Mercury Rising

Mercury is toxic. It is delivered most potently as methyl mercury (also called organic mercury). The reason is this…

Methyl mercury is readily absorbed in the digestive tract. Once in the body, it happily combines with the amino acid cysteine. The body treats this new molecule as if it were the essential amino acid methionine, making it possible for mercury to be delivered to any tissue in the body and most importantly to cross the blood brain barrier.

Methyl mercury is heavily implicated not only in a wide variety of neurological damage, but cardiovascular, immune, kidney, and liver damage as well.

Our exposure to methyl mercury is created in two ways.

In nature, anaerobic bacteria (that is, bacteria that do not use oxygen for energy production) convert inorganic mercury into methyl mercury. These bacteria are aquatic: they are in the waters of lakes, rivers, and oceans as well as in the soil. Other creatures consume these anaerobic bacteria including their methyl mercury load. In their turn, those creatures are consumed in volume by yet other creatures—along with their load of methyl mercury. And so the methyl mercury accumulates up the food chain in what is called bioaccumulation—for obvious reasons. Since humans are at the end of many food chains, we get a load of trouble in the form of bioaccumulated methyl mercury.

The other source of methyl mercury is fossil fuels, especially coal. Fossil fuels, of course, are mostly carbon. Fossil fuels also contain other elements, including inorganic mercury. When fossil fuels are burned, a very little bit of carbon forms a methyl group (one carbon, three hydrogens) and reacts with the little bit of inorganic mercury to form methyl mercury. The exhaust of fossil fuel combustion excretes methyl mercury into the air (and, of course, a whole lot more) where it is carried everywhere, inhaled and ingested by creatures (including us), and in that way enters the food chain.

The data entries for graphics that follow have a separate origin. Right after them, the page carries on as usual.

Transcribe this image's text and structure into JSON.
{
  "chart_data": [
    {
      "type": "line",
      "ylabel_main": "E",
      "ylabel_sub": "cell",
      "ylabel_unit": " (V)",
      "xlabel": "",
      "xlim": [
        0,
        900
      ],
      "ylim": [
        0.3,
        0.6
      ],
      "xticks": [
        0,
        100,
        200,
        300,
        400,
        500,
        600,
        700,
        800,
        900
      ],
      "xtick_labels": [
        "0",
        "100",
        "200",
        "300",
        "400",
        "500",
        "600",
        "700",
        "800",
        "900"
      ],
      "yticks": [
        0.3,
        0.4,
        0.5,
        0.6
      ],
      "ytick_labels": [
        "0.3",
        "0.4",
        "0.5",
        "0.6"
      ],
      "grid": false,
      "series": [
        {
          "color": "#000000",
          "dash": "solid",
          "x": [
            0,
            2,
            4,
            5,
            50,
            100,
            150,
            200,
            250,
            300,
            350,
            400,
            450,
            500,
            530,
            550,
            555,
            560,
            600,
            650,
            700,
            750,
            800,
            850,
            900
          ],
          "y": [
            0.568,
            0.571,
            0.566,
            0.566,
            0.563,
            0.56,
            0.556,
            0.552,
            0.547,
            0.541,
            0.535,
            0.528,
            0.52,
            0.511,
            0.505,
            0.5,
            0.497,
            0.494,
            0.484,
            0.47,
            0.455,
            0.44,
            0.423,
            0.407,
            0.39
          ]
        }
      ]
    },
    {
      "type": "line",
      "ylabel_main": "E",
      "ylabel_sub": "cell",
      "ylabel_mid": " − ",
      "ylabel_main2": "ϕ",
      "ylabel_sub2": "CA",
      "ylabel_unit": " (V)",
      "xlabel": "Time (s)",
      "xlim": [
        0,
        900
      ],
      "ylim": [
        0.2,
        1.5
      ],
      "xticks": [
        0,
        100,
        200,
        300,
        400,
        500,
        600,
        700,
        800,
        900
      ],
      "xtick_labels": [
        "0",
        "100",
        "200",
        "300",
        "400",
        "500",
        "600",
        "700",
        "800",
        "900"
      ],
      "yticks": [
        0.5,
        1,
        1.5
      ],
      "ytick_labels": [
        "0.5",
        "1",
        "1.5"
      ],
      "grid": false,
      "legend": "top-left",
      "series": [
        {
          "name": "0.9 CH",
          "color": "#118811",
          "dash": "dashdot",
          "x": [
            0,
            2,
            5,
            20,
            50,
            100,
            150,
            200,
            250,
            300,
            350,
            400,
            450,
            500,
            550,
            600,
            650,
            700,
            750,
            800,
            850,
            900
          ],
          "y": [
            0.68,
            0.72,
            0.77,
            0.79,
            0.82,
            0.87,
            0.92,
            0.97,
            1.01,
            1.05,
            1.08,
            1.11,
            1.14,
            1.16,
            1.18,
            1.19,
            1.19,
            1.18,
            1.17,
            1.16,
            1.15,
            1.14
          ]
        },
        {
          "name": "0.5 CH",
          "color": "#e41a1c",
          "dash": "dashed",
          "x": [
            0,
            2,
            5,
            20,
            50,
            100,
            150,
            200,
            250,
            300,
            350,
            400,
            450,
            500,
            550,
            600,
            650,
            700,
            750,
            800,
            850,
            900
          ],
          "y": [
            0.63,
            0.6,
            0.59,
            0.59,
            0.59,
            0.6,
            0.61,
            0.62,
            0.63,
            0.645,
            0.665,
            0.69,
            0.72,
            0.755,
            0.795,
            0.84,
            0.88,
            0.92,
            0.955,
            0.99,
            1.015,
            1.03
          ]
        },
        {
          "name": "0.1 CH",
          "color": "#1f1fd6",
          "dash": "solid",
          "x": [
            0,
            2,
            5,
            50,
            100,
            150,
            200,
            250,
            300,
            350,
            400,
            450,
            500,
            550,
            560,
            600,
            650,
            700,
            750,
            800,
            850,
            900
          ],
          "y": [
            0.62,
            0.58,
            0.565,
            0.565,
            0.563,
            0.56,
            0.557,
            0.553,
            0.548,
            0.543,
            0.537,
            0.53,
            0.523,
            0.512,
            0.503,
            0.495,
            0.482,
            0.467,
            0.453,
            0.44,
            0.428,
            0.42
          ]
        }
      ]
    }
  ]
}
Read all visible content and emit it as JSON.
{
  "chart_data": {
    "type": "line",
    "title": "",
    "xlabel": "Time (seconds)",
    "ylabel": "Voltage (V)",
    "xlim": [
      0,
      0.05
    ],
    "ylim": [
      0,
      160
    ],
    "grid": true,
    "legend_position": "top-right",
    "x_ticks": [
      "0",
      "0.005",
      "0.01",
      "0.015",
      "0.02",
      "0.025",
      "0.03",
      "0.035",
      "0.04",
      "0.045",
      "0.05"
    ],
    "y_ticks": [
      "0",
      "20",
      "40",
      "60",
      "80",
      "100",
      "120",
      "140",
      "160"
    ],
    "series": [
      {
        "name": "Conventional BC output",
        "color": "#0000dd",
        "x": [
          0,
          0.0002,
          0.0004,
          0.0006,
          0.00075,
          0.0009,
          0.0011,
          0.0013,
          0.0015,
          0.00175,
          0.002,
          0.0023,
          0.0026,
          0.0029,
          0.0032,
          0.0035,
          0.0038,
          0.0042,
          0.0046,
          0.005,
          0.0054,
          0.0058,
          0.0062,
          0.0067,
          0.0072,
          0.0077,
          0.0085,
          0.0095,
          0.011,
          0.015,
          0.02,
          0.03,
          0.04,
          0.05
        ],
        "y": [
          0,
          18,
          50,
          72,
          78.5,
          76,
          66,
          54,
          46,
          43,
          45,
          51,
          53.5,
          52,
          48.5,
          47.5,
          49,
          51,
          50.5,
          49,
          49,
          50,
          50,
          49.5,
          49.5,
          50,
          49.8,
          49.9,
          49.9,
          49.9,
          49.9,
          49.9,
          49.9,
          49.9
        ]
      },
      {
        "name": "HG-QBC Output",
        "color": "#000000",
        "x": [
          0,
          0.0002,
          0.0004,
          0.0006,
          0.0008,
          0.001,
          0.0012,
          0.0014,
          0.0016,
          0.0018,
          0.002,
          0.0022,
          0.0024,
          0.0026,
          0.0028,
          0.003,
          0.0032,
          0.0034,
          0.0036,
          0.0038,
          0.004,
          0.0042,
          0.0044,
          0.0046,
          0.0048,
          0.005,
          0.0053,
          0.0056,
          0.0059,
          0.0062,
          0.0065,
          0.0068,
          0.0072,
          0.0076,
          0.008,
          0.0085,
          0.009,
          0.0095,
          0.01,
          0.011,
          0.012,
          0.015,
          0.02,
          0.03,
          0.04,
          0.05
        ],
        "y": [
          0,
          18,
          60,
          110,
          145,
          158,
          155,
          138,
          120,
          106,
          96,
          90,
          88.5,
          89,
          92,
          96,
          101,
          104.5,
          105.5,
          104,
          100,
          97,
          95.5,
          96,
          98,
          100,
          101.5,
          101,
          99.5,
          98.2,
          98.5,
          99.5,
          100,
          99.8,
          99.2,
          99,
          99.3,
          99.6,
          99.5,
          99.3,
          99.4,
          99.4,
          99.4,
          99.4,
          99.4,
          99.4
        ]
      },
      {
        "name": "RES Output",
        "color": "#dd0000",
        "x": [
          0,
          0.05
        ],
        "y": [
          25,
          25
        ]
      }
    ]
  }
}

Not that this will come as a surprise to you, but a recent study published in the Proceedings of the National Academy of Science found that since 1880, the concentration of methyl mercury in Pacific seabirds increased by five times. The findings were based on an analysis of albatross feathers stored in natural history museums—which is a good argument to support such institutions. The albatross is more or less at the top of its food chain. The factor the researchers found to be most strongly associated with how much methyl mercury a particular bird had in its feathers was how high up it was in its particular food chain: the higher, the more methyl mercury.

The point of all this is not to encourage eating as far down on the food chain as possible. The point is that it is pretty obvious that industrial civilization powered by fossil fuels has, at the very least since the 1880s, increased the damage we suffer to our health through the effects I mentioned earlier: nerve, cardiovascular, immune, kidney, and liver damage; all of which have grown in scope and scale over the past century and all of which are associated, one way or another, with the common plagues of our age—including cancer.

However, my point is also not to point to fossil fuels and methyl mercury as THE cause of the chronic diseases from which we increasingly suffer. It is instead to point to the fact that the damage done by mercury is in the company of other factors that scientists have tried to single out as THE cause of our maladies. These factors include ionizing radiation (and more recently non-ionizing radiation), sugar and fructose, endocrine disrupting chemicals used in agriculture and industry (petrochemicals that are the offspring of the fossil fuel economy), and on and on. All of these are the result of particular social arrangements that control how we produce things.

My point is that we really don’t have a good way to grasp how these social arrangements cause the spewing of and exposure to methyl mercury and radiation and sugar and endocrine disruptors and all the rest of it. Instead, our social processes and our very way of thinking leads us to look for the elimination of that one thing that puts us at risk, that one thing that has our attention. At the moment.

This isn’t a defect in us personally. It’s a defect in our governance, a defect that is exploited by those who have money to be made and power to be maintained and like things just the way they are and can’t imagine social arrangements being any better. These people—the captains of industry and their minions; the officials of our governing institutions; and the activists of nominally public interest organizations—actively prevent the following question from being asked in a meaningful way. Isn’t there a better way to live? A way that doesn’t put us and our children and our descendants at risk?

I’ve said before that the new way of thinking in environmental health is not one toxin to one disease or even one toxin to many diseases but many toxins to many diseases. Science, on a wide variety of fronts, is moving in this direction. However, what I want to bring to your attention is this question. Isn’t it time to ask what social arrangements—the many to many relationships of our life together—what social arrangements both protect us and create the good life we deserve?